James Davidson Tillman (November 25, 1841 – June 16, 1916) was a colonel during the American Civil War, Tennessee State Senator and U.S. Minister to Ecuador.

==Early life==
James Davidson Tillman, son of Lewis Tillman (1816–1886) and Mary Catherine Davidson Tillman (1823–1902) was born in Bedford County, Tennessee on November 25, 1841. Among his brothers was Samuel Escue Tillman, a West Point graduate and long time professor there, who served as Superintendent during World War I. He graduated from the University of Nashville and was studying for his law degree at Cumberland University on the eve of the Civil War.

==Career==
During the American Civil War, Tillman served in the Confederate States Army as a colonel in the 41st Tennessee Regiment and later in the Tennessee Consolidated Regiment.

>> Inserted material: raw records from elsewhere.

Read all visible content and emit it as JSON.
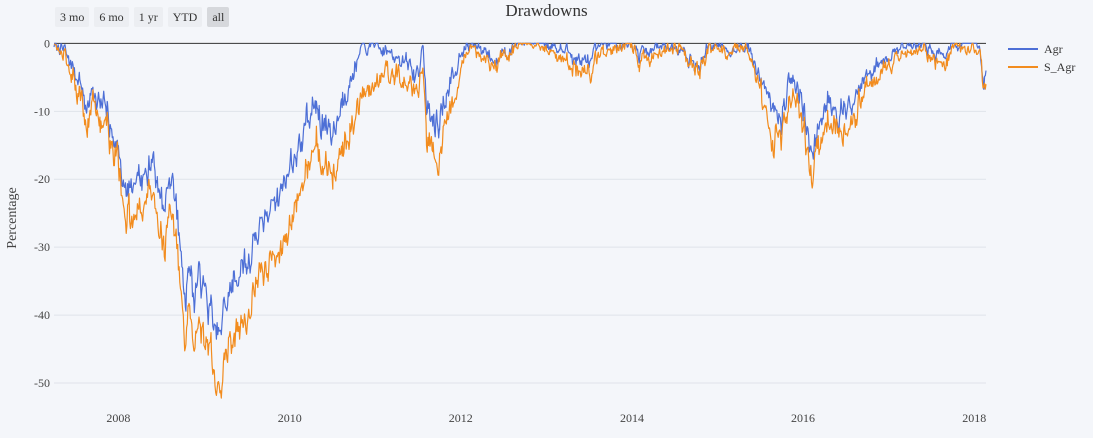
{
  "range_selector": {
    "buttons": [
      {
        "label": "3 mo",
        "active": false
      },
      {
        "label": "6 mo",
        "active": false
      },
      {
        "label": "1 yr",
        "active": false
      },
      {
        "label": "YTD",
        "active": false
      },
      {
        "label": "all",
        "active": true
      }
    ]
  },
  "chart_data": {
    "type": "line",
    "title": "Drawdowns",
    "xlabel": "",
    "ylabel": "Percentage",
    "x_tick_labels": [
      "2008",
      "2010",
      "2012",
      "2014",
      "2016",
      "2018"
    ],
    "y_ticks": [
      0,
      -10,
      -20,
      -30,
      -40,
      -50
    ],
    "xlim": [
      "2007-04-01",
      "2018-02-20"
    ],
    "ylim": [
      -52.5,
      0.5
    ],
    "grid": true,
    "legend_position": "right",
    "series": [
      {
        "name": "Agr",
        "color": "#4d6fd6",
        "points": [
          [
            "2007-04-01",
            0
          ],
          [
            "2007-05-15",
            -1
          ],
          [
            "2007-06-15",
            -3
          ],
          [
            "2007-07-20",
            -6
          ],
          [
            "2007-08-15",
            -9
          ],
          [
            "2007-09-20",
            -7
          ],
          [
            "2007-10-15",
            -10
          ],
          [
            "2007-11-15",
            -11
          ],
          [
            "2008-01-01",
            -15
          ],
          [
            "2008-01-25",
            -21
          ],
          [
            "2008-03-01",
            -22
          ],
          [
            "2008-04-01",
            -21
          ],
          [
            "2008-05-15",
            -17
          ],
          [
            "2008-06-15",
            -19
          ],
          [
            "2008-07-15",
            -24
          ],
          [
            "2008-08-10",
            -20
          ],
          [
            "2008-09-10",
            -25
          ],
          [
            "2008-09-25",
            -33
          ],
          [
            "2008-10-15",
            -37
          ],
          [
            "2008-10-25",
            -32
          ],
          [
            "2008-11-20",
            -38
          ],
          [
            "2008-12-10",
            -35
          ],
          [
            "2009-01-06",
            -36
          ],
          [
            "2009-02-01",
            -40
          ],
          [
            "2009-03-09",
            -43
          ],
          [
            "2009-04-15",
            -37
          ],
          [
            "2009-06-01",
            -33
          ],
          [
            "2009-07-10",
            -32
          ],
          [
            "2009-08-15",
            -28
          ],
          [
            "2009-10-01",
            -25
          ],
          [
            "2009-12-01",
            -21
          ],
          [
            "2010-01-15",
            -17
          ],
          [
            "2010-03-15",
            -12
          ],
          [
            "2010-04-25",
            -9
          ],
          [
            "2010-05-20",
            -12
          ],
          [
            "2010-07-05",
            -13
          ],
          [
            "2010-08-15",
            -8
          ],
          [
            "2010-09-15",
            -5
          ],
          [
            "2010-11-05",
            -1
          ],
          [
            "2010-12-25",
            0
          ],
          [
            "2011-02-01",
            -1
          ],
          [
            "2011-04-01",
            -2
          ],
          [
            "2011-05-15",
            -3
          ],
          [
            "2011-06-20",
            -5
          ],
          [
            "2011-07-25",
            -1
          ],
          [
            "2011-08-08",
            -9
          ],
          [
            "2011-09-05",
            -12
          ],
          [
            "2011-10-03",
            -12
          ],
          [
            "2011-11-01",
            -7
          ],
          [
            "2011-12-01",
            -5
          ],
          [
            "2012-01-01",
            -1
          ],
          [
            "2012-02-01",
            0
          ],
          [
            "2012-04-01",
            -1
          ],
          [
            "2012-06-01",
            -2
          ],
          [
            "2012-09-01",
            0
          ],
          [
            "2013-01-01",
            0
          ],
          [
            "2013-06-20",
            -3
          ],
          [
            "2013-09-01",
            0
          ],
          [
            "2014-01-01",
            0
          ],
          [
            "2014-02-01",
            -2
          ],
          [
            "2014-05-01",
            0
          ],
          [
            "2014-08-01",
            -1
          ],
          [
            "2014-10-15",
            -4
          ],
          [
            "2014-12-01",
            0
          ],
          [
            "2015-03-01",
            -1
          ],
          [
            "2015-05-01",
            0
          ],
          [
            "2015-08-24",
            -9
          ],
          [
            "2015-09-30",
            -11
          ],
          [
            "2015-11-01",
            -5
          ],
          [
            "2016-01-01",
            -8
          ],
          [
            "2016-02-11",
            -17
          ],
          [
            "2016-04-15",
            -8
          ],
          [
            "2016-06-27",
            -11
          ],
          [
            "2016-09-01",
            -6
          ],
          [
            "2016-11-15",
            -3
          ],
          [
            "2017-01-01",
            -2
          ],
          [
            "2017-03-01",
            0
          ],
          [
            "2017-06-01",
            0
          ],
          [
            "2017-08-15",
            -2
          ],
          [
            "2017-10-01",
            0
          ],
          [
            "2018-01-26",
            0
          ],
          [
            "2018-02-08",
            -6
          ],
          [
            "2018-02-20",
            -4
          ]
        ]
      },
      {
        "name": "S_Agr",
        "color": "#f28c1e",
        "points": [
          [
            "2007-04-01",
            0
          ],
          [
            "2007-05-15",
            -2
          ],
          [
            "2007-06-15",
            -4
          ],
          [
            "2007-07-20",
            -8
          ],
          [
            "2007-08-15",
            -11
          ],
          [
            "2007-09-20",
            -9
          ],
          [
            "2007-10-15",
            -12
          ],
          [
            "2007-11-15",
            -13
          ],
          [
            "2008-01-01",
            -17
          ],
          [
            "2008-01-25",
            -25
          ],
          [
            "2008-03-01",
            -26
          ],
          [
            "2008-04-01",
            -24
          ],
          [
            "2008-05-15",
            -22
          ],
          [
            "2008-06-15",
            -24
          ],
          [
            "2008-07-15",
            -30
          ],
          [
            "2008-08-10",
            -26
          ],
          [
            "2008-09-10",
            -30
          ],
          [
            "2008-09-25",
            -39
          ],
          [
            "2008-10-15",
            -43
          ],
          [
            "2008-10-25",
            -39
          ],
          [
            "2008-11-20",
            -45
          ],
          [
            "2008-12-10",
            -42
          ],
          [
            "2009-01-06",
            -43
          ],
          [
            "2009-02-01",
            -46
          ],
          [
            "2009-03-09",
            -51.5
          ],
          [
            "2009-04-15",
            -44
          ],
          [
            "2009-06-01",
            -41
          ],
          [
            "2009-07-10",
            -39
          ],
          [
            "2009-08-15",
            -35
          ],
          [
            "2009-10-01",
            -32
          ],
          [
            "2009-12-01",
            -30
          ],
          [
            "2010-01-15",
            -25
          ],
          [
            "2010-03-15",
            -19
          ],
          [
            "2010-04-25",
            -14
          ],
          [
            "2010-05-20",
            -18
          ],
          [
            "2010-07-05",
            -20
          ],
          [
            "2010-08-15",
            -15
          ],
          [
            "2010-09-15",
            -12
          ],
          [
            "2010-11-05",
            -8
          ],
          [
            "2010-12-25",
            -6
          ],
          [
            "2011-02-01",
            -4
          ],
          [
            "2011-04-01",
            -5
          ],
          [
            "2011-05-15",
            -6
          ],
          [
            "2011-06-20",
            -7
          ],
          [
            "2011-07-25",
            -3
          ],
          [
            "2011-08-08",
            -14
          ],
          [
            "2011-09-05",
            -16
          ],
          [
            "2011-10-03",
            -17
          ],
          [
            "2011-11-01",
            -11
          ],
          [
            "2011-12-01",
            -9
          ],
          [
            "2012-01-01",
            -3
          ],
          [
            "2012-02-01",
            -1
          ],
          [
            "2012-04-01",
            -2
          ],
          [
            "2012-06-01",
            -3
          ],
          [
            "2012-09-01",
            0
          ],
          [
            "2013-01-01",
            -1
          ],
          [
            "2013-06-20",
            -5
          ],
          [
            "2013-09-01",
            -1
          ],
          [
            "2014-01-01",
            0
          ],
          [
            "2014-02-01",
            -3
          ],
          [
            "2014-05-01",
            -1
          ],
          [
            "2014-08-01",
            -1
          ],
          [
            "2014-10-15",
            -5
          ],
          [
            "2014-12-01",
            -1
          ],
          [
            "2015-03-01",
            -1
          ],
          [
            "2015-05-01",
            0
          ],
          [
            "2015-08-24",
            -14
          ],
          [
            "2015-09-30",
            -15
          ],
          [
            "2015-11-01",
            -8
          ],
          [
            "2016-01-01",
            -11
          ],
          [
            "2016-02-11",
            -20
          ],
          [
            "2016-04-15",
            -11
          ],
          [
            "2016-06-27",
            -14
          ],
          [
            "2016-09-01",
            -8
          ],
          [
            "2016-11-15",
            -5
          ],
          [
            "2017-01-01",
            -3
          ],
          [
            "2017-03-01",
            -1
          ],
          [
            "2017-06-01",
            -1
          ],
          [
            "2017-08-15",
            -4
          ],
          [
            "2017-10-01",
            -1
          ],
          [
            "2018-01-26",
            -1
          ],
          [
            "2018-02-08",
            -8
          ],
          [
            "2018-02-20",
            -6
          ]
        ]
      }
    ]
  }
}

After the war, he read law and was admitted to the bar in 1866. He practiced law briefly in Shelbyville, Tennessee before moving to Fayetteville, Tennessee.

Tillman served as a Democrat in the Tennessee House of Representatives from 1871 to 1873. He then served in the Tennessee State Senate from 1873 to 1875. Tillman was an unsuccessful candidate for the United States House of Representatives in 1882. He served a second term in the Tennessee Senate from 1893 to 1895 before being appointed by President Grover Cleveland as the U.S. Minister to Ecuador from 1895 to 1897. Tillman served a third term in the Tennessee Senate from 1901 to 1903 and a second term in the Tennessee House of Representatives from 1911 to 1913.

==Death==
Tillman died in Fayetteville, Tennessee on June 16, 1916. He is interred at the Rose Hill Cemetery in Fayetteville.